According to Stanford law Professor Richard Thompson Ford of San Francisco, the national dialogue on race needs to change. In his recently published book "The Race Card," he argues that when people talk about race relations, they too quickly try to ferret out racism without looking at the larger issues. In doing so, they leave open the possibility that opportunists will unfairly paint someone as a racist to further their political ends, while de-legitimizing some very real problems.
"I decided to write the book out of dismay and frustration with the way questions of racial injustice are typically taken up," Ford says. "Right now, we tend to deal with questions of race and race relations in the context of scandal. There's not much conversation about the day-to-day issues with racial tensions and injustices."
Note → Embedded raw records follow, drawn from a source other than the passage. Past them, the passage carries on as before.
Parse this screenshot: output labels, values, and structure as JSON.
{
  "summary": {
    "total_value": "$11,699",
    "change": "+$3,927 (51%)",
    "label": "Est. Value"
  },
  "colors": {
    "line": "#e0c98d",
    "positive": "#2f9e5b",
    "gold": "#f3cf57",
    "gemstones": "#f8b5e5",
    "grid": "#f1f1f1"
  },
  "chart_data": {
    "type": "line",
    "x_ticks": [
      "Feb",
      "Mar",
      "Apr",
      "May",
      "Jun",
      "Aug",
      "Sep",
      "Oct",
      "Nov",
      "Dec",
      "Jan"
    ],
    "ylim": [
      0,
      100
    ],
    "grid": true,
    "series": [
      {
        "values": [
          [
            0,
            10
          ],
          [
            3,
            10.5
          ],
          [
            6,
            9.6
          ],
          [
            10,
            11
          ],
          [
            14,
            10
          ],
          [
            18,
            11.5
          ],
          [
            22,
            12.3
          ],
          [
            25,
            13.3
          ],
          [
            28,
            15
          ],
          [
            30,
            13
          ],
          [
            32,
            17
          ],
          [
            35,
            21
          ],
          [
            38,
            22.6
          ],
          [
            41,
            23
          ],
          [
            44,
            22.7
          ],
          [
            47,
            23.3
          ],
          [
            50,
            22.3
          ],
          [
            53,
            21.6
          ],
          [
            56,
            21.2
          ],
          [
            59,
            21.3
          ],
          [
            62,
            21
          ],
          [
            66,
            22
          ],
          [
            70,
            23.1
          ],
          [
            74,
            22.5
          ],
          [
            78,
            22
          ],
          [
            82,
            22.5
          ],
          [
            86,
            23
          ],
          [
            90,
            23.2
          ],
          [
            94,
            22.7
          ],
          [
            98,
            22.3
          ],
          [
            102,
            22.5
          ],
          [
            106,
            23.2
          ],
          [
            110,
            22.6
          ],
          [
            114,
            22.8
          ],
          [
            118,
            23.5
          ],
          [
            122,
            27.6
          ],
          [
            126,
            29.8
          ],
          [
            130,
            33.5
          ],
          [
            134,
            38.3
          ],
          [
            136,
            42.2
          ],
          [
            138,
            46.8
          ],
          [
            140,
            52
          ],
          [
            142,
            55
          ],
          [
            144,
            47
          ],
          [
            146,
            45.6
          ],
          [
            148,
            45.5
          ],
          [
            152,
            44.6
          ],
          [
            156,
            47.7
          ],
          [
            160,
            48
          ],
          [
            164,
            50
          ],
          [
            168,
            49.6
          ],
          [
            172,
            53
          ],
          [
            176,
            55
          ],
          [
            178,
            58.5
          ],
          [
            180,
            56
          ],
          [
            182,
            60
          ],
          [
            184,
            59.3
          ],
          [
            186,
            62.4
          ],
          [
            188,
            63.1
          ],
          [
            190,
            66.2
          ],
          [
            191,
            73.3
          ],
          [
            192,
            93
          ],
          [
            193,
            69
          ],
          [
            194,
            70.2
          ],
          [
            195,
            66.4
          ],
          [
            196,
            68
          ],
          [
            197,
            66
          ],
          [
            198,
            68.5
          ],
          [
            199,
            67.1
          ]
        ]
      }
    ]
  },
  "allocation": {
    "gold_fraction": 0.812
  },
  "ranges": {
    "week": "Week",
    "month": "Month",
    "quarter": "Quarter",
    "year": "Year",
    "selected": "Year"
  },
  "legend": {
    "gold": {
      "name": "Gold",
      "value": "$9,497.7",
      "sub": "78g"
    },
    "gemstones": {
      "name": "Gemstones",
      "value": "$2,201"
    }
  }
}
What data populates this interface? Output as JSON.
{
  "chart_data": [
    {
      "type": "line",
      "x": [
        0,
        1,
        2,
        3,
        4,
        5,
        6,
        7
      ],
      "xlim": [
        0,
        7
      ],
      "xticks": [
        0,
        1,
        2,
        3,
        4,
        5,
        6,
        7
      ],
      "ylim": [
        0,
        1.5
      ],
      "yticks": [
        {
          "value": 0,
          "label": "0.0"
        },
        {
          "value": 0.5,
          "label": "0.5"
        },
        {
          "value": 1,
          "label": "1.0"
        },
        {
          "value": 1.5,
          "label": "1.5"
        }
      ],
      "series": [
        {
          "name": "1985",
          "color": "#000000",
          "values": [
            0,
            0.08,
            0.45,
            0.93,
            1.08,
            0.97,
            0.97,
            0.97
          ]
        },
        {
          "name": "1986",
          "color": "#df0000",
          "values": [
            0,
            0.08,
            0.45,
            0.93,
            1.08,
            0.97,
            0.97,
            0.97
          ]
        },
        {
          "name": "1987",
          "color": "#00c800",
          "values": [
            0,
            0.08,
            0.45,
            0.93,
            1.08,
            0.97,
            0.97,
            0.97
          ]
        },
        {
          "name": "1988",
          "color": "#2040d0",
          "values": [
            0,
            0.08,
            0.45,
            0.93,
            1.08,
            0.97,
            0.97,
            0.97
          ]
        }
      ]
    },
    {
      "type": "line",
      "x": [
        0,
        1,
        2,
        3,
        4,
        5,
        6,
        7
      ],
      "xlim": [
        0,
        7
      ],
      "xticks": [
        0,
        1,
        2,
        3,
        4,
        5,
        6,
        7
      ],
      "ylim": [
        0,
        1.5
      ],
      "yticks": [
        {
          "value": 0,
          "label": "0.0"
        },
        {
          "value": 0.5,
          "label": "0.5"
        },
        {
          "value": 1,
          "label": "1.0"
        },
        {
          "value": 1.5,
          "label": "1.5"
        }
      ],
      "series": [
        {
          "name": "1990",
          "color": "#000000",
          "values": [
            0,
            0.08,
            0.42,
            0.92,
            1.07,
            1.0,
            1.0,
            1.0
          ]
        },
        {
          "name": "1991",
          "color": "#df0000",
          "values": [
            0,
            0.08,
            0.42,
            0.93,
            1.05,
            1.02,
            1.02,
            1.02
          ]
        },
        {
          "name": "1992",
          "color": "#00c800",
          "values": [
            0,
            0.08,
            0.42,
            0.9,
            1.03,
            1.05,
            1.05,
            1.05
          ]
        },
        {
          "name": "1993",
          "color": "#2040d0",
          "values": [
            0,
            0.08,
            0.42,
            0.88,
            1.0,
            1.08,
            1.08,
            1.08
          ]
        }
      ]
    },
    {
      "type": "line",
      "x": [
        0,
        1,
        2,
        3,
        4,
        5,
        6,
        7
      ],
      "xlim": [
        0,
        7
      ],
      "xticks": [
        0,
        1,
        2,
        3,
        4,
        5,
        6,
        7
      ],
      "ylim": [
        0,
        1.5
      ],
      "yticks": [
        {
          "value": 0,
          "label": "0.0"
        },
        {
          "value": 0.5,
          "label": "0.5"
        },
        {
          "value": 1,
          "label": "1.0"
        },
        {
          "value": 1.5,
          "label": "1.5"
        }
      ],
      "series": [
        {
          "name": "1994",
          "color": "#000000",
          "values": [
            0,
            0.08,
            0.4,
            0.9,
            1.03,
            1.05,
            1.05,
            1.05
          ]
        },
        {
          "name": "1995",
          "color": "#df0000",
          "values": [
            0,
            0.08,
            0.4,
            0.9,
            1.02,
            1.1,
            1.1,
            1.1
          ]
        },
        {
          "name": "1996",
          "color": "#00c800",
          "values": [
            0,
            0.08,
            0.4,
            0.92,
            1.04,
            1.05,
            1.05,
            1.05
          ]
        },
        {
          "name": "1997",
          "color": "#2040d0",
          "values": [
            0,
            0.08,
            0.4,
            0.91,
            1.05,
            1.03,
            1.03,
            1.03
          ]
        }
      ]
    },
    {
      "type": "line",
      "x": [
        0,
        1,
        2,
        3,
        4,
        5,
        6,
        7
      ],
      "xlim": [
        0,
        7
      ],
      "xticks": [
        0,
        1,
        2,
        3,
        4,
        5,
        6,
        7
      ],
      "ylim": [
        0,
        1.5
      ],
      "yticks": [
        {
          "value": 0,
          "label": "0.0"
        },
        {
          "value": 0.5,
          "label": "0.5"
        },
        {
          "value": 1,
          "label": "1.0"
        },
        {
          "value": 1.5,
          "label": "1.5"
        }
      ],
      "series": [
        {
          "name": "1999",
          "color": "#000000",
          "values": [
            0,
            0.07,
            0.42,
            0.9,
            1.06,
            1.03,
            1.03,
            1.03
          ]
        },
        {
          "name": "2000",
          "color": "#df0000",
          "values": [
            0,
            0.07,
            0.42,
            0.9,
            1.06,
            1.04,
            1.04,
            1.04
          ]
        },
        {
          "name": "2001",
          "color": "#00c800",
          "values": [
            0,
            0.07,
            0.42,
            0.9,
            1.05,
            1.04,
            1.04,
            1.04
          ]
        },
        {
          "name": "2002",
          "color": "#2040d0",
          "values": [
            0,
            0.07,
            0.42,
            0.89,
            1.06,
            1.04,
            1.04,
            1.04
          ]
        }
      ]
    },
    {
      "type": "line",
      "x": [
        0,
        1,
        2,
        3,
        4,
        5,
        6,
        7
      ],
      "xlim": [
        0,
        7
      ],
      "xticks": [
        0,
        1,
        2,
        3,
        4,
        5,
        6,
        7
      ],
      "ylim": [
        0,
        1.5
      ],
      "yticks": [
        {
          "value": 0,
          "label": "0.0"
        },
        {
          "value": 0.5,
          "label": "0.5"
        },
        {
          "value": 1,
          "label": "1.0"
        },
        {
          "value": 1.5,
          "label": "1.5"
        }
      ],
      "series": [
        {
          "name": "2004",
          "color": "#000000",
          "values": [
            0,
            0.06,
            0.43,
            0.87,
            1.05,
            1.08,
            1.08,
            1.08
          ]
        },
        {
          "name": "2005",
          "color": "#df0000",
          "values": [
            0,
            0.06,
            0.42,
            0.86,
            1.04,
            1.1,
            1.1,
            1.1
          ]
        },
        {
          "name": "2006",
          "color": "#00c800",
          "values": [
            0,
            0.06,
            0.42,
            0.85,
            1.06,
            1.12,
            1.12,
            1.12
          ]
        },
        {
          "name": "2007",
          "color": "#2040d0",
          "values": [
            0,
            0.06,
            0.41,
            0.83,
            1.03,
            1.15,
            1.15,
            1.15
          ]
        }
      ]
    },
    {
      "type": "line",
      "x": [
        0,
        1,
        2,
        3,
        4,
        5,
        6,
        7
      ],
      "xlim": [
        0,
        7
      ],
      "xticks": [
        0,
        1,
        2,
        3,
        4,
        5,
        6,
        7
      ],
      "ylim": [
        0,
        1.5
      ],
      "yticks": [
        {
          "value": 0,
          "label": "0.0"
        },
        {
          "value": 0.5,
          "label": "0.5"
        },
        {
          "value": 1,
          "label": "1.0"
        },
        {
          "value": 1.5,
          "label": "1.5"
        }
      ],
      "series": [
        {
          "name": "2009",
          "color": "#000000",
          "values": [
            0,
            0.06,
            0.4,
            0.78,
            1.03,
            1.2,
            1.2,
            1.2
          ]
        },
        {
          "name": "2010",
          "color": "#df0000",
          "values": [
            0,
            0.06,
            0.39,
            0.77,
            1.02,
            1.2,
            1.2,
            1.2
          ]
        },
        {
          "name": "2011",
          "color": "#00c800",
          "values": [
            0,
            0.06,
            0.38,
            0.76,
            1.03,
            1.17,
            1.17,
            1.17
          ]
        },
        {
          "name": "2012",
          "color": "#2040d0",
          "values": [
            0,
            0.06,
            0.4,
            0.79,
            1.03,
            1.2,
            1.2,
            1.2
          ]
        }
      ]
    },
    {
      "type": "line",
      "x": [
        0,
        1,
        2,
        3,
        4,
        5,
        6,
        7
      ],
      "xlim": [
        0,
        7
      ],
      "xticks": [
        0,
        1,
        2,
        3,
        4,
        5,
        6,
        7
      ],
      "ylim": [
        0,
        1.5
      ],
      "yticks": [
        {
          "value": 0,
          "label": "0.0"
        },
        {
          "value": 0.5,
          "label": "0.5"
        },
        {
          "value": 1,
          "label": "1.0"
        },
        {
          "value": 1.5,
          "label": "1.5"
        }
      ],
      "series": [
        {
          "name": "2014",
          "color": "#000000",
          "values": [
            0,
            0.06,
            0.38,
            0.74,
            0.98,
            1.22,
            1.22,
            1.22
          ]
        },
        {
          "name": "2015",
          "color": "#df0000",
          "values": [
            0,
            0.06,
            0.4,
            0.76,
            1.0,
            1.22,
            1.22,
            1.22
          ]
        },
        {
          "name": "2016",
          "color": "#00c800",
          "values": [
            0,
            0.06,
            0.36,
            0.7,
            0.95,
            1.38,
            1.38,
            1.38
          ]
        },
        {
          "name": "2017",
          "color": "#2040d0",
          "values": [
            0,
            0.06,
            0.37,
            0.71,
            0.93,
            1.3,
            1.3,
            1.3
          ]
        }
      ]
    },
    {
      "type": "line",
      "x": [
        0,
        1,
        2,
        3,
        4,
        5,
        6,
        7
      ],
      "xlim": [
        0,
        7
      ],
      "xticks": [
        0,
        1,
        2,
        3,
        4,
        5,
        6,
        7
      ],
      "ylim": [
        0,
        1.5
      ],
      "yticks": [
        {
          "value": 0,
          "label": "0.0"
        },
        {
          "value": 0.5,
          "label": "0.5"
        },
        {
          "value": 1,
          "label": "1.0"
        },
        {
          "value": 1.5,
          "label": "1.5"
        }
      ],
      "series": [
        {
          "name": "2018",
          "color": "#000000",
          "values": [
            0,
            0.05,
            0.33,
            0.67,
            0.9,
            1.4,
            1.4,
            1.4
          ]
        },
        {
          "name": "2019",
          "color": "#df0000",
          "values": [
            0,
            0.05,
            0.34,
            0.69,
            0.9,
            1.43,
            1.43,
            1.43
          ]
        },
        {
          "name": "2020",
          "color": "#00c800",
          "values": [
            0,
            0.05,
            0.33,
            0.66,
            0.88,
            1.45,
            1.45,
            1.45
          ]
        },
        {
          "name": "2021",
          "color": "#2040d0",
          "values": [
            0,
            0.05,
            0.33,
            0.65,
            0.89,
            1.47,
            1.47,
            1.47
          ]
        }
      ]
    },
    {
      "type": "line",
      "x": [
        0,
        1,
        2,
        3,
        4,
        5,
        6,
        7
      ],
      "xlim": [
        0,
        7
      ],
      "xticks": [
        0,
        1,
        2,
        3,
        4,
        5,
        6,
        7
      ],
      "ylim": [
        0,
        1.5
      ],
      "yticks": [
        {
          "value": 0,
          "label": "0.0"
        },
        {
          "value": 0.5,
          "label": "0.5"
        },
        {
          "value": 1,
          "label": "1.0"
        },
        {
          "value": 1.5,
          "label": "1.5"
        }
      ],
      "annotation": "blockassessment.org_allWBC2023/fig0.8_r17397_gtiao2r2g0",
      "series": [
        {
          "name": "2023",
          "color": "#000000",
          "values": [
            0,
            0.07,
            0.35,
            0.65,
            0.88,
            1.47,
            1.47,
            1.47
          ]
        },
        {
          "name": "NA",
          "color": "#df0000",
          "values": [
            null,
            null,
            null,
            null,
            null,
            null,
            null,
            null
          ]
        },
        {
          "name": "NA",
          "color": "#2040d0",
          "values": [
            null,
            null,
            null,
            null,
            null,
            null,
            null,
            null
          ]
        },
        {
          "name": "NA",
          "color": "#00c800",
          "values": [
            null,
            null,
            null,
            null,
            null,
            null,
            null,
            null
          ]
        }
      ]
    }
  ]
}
Ford takes apart some of the more prominent recent scandals, such as the treatment of Hurricane Katrina victims and the dispute between hip-hop mogul Jay-Z and the makers of Cristal Champagne. He also digs into older ones, like the Clarence Thomas/Anita Hill Supreme Court confirmation hearings and the O.J. Simpson trial, to show how complicated events got reduced to screaming headlines.